- Country: United States;
- Location: Scurry County;
- Coordinates: 32°51′50″N 100°58′30″W﻿ / ﻿32.8639°N 100.975°W
- Status: Operational
- Commission date: 2017;
- Construction cost: $493.4 million (2017);

Wind farm
- Type: Onshore;
- Rotor diameter: 116 m (381 ft);

Power generation
- Nameplate capacity: 253 MW;
- Capacity factor: 44.67 %;
- Annual net output: 990,097 MW h (2019);

= Amazon Wind Farm Texas =

Wind farm in Texas, United States

Amazon Wind Farm Texas is a 253 megawatt wind farm in Scurry County, Texas. The farm opened in late 2017, and consists of 110 turbines, which together generate approximately 1,000 gigawatt-hours of electricity annually, enough to power approximately 90,000 US homes.
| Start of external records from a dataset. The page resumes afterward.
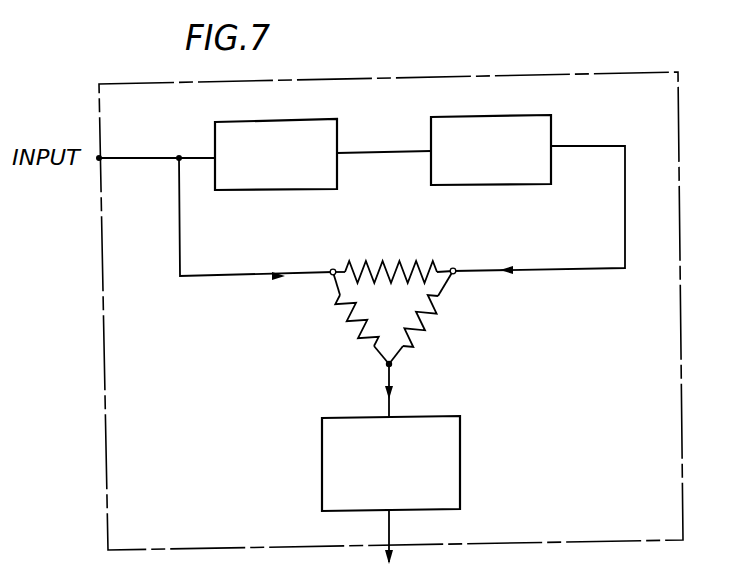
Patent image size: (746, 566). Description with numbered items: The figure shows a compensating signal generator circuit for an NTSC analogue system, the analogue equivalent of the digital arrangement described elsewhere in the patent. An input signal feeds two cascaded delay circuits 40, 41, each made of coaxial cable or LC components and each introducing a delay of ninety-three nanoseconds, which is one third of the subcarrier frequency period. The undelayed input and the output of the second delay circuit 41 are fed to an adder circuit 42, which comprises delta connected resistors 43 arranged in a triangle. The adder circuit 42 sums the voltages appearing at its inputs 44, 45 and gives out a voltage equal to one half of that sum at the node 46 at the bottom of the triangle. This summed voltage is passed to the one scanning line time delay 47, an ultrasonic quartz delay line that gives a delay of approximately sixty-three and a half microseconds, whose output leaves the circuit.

The delay circuit 40 is at (308, 121).
The delay circuit 41 is at (551, 117).
The adder circuit 42 is at (348, 336).
The delta connected resistors 43 is at (383, 262).
The input 44 is at (331, 270).
The input 45 is at (455, 268).
The node 46 is at (392, 365).
The one scanning line time delay 47 is at (462, 455).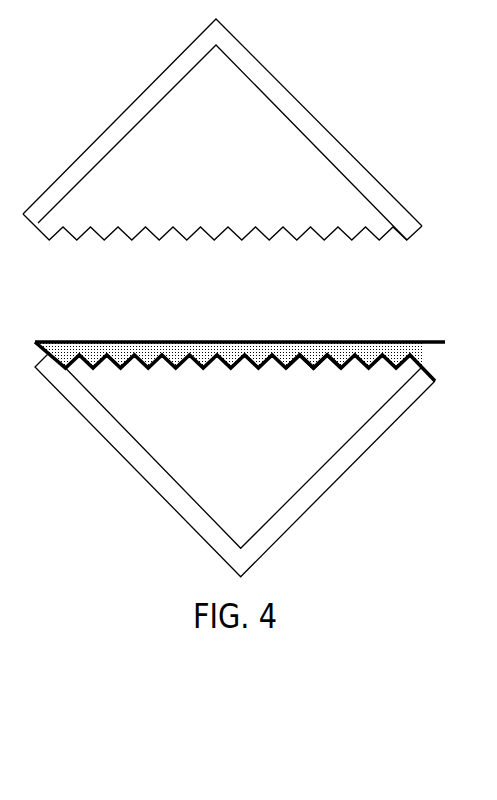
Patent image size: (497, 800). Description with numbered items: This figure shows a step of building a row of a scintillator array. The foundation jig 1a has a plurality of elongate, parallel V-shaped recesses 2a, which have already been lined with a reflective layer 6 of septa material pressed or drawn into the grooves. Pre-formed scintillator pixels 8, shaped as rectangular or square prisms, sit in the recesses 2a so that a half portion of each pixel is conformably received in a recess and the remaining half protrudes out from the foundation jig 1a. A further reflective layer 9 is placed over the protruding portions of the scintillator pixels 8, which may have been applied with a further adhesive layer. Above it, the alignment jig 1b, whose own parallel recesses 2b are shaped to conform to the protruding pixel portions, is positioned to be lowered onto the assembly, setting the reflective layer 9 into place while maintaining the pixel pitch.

The foundation jig 1a is at (250, 456).
The alignment jig 1b is at (250, 148).
The recesses 2a is at (163, 362).
The recesses 2b is at (193, 232).
The reflective layer 6 is at (305, 362).
The scintillator pixels 8 is at (258, 345).
The reflective layer 9 is at (407, 340).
On October 19, 2017, Jeff Bezos, the founder of Amazon, christened the wind farm by smashing a champagne bottle while standing on top of one of the 300 feet tall turbines. In a statement, Amazon revealed that it has entered into an agreement to purchase 90 percent of the facility's output. The facility was built by Lincoln Clean Energy, now part of Ørsted, which also owns and operates the wind farm. This facility is one example of Amazon's large and increasing long-term investment in renewable energy.

The wind farm, which is a few miles from the ghost town of Dermott, is called Dermott Wind in Energy Information Administration and Electric Reliability Council of Texas sources.